Depuis quelques temps, à la lumière du nouveau code miner, on assiste au Kasaï Occidental et plus précisément dans la ville de Tshikapa et dans le territoire du même nom, à une véritable ruée vers le diamant. Conséquence, laisse-t-on entendre, de nombreux contrats signés entre l’Etat congolais et les exploitants miniers étrangers.
Depuis quelques temps, à la lumière du nouveau code miner, on assiste au Kasaï Occidental et plus précisément dans la ville de Tshikapa et dans le territoire du même nom, à une véritable ruée vers le diamant. Conséquence, laisse-t-on entendre, de nombreux contrats signés entre l’Etat congolais et les exploitants miniers étrangers. Au niveau de l’application du code sur le terrain, surtout en matière sociale, beaucoup de nos compatriotes y perdent leur latin. Les exploitants miniers, disons certains exploitants miniers étrangers, se comportent comme seuls » maîtres à bord, après Dieu « . D’où les nombreuses questions qui fusent de partout quand à la voie à suivre en cas de contestation.
Pourquoi l’Etat ne met-il pas de structure d’encadrement pour voir si réellement leurs partenaires étrangers appliquent à la lettre les clauses du contrat les liant à l’Etat congolais ?
Ceci est d’autant plus vrai qu’au Kasaï Occidental les actions posées par la société Kabongo Développement Compagnie (KDC), exploitant le diamant à Mbelenge, (cité minière située à 185 km de Tshikapa dans le territoire de Luebo), sont à saluer bien qu’étant dans leur phase de prospection. Tandis que la société AMB Mining à l’œuvre a Mbendayi, localité située dans le groupement de Tshindemba, Sico Khalil, opérant à Kankala dans le groupement de Muata Kandala appartenant à un certain Jamal, ne sont rien d’autres que des entreprises qui ne respectent rien. Pour s’en convaincre, les actes posés par ces trois entreprises suscitent bien d’interrogations auprès de la population de la contrée.
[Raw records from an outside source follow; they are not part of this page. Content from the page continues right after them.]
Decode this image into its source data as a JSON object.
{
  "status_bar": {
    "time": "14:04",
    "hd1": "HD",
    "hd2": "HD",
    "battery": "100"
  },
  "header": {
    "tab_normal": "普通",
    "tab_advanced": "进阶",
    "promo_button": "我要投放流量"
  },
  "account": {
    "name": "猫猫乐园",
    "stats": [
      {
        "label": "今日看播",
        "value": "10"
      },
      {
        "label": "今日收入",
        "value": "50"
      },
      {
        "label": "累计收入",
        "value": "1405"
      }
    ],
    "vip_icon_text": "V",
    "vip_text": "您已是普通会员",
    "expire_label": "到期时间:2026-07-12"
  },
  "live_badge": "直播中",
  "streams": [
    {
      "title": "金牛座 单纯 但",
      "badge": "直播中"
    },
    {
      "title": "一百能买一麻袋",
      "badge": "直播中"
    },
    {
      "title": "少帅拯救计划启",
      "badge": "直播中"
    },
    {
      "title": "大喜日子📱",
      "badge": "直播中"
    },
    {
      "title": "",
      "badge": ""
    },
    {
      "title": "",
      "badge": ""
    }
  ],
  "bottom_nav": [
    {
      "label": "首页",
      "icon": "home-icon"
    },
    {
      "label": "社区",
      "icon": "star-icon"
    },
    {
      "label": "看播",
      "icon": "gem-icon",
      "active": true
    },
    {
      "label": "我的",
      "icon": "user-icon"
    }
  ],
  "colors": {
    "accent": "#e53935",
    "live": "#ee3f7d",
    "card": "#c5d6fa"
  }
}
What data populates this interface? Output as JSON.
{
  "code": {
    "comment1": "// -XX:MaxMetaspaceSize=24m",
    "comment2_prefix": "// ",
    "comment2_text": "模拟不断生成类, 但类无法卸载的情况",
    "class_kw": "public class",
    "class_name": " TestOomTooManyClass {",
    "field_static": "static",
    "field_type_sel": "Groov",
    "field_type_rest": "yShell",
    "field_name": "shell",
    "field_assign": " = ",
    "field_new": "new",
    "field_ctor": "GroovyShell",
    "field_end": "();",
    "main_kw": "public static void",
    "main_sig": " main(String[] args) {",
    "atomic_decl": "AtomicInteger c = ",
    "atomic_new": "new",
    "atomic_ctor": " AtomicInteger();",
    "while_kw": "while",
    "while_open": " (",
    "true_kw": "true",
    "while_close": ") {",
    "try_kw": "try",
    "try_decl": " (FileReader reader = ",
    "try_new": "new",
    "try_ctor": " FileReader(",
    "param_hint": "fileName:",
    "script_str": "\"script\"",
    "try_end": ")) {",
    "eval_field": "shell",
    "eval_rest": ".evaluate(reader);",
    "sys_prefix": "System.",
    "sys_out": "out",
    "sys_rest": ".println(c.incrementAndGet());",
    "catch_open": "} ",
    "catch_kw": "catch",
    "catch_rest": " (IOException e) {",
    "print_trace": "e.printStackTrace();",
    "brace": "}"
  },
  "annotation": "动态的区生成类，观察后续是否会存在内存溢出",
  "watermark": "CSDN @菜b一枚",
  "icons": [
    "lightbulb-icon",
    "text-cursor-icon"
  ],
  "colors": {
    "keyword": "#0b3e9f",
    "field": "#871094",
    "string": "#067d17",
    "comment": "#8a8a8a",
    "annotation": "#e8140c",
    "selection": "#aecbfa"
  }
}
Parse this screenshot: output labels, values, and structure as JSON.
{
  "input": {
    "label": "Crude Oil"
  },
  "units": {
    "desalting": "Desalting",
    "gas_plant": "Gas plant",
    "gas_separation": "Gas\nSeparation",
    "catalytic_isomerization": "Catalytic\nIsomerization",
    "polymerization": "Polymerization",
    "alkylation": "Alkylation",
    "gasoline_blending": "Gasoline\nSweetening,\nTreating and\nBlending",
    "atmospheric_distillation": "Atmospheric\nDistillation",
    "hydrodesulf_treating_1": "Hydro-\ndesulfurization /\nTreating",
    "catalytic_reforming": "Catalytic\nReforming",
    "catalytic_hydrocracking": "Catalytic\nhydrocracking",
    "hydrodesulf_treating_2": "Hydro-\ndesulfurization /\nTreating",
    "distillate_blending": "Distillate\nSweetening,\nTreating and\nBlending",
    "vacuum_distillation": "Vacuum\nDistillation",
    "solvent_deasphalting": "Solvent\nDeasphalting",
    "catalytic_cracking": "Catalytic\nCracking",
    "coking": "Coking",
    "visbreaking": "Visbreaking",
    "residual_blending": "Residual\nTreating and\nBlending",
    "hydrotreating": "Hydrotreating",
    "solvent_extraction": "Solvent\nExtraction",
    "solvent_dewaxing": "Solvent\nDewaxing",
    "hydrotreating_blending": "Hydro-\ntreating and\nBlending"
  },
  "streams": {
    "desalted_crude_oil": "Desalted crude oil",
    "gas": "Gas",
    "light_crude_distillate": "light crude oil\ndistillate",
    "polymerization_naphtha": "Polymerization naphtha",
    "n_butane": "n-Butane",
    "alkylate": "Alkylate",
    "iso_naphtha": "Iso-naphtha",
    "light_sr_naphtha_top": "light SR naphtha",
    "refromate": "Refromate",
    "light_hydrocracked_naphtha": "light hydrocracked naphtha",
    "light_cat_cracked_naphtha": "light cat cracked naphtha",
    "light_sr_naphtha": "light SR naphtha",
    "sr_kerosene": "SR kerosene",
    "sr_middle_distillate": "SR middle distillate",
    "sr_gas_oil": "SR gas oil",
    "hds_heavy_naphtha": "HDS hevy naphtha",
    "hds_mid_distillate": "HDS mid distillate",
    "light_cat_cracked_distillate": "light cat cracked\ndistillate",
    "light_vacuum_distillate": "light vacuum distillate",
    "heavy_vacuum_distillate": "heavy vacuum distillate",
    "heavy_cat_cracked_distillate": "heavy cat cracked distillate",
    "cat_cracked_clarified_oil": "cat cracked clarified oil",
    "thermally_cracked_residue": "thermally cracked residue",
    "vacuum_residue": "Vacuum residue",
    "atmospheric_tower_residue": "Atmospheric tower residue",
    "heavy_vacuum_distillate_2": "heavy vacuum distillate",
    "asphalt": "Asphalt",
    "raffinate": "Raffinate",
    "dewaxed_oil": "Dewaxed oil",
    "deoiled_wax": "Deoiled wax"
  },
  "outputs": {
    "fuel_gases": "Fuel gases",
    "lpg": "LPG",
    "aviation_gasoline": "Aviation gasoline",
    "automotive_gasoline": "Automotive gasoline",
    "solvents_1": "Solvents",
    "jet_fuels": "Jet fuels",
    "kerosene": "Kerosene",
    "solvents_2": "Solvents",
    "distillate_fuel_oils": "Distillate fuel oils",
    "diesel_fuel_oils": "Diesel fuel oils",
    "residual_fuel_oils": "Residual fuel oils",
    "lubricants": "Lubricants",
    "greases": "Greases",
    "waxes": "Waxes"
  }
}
Kabongo Développement Compagnie (KDC) un modèle
La Société Kabongo Développement Compagnie (KDC), cité ci-haut vient de découvrir un gisement situé dans le village de Mbelenge. Avant sa mise en exploitation, elle a eu des concertations indispensables avec les notables et chefs de groupement de Ndjoko Mpunda. De ces concertations, il a été décidé l’aménagement d’un nouveau site qui aura la particularité d’abriter toutes les facilités de la vie moderne (école, eau courante, électricité, centre de santé). Le 26 février dernier, KDC s’est engagé devant le commissaire de district du Kasaï Oscar Malonga Mbaki O Kum a répondre favorablement aux requêtes formulées par la population de Ndjoko Mpunda. En attendant, neuf chefs de groupements et villages ont reçu chacun un lot de matériels, comprenant une moto DT 125, une photocopieuse, un moulin, une tronçonneuse, un téléphone portable et un montant de 4.000 $ pour le démarrage.
Parmi les réalisations qu’elle compte concrétiser, KDC a fourni un forage pour l’eau potable, un hôpital moderne, une école primaire et secondaire, des maisons en matériaux durables pour les chefs de village et 10.000 dollars et des sacs de sel pour être en accord avec la coutume.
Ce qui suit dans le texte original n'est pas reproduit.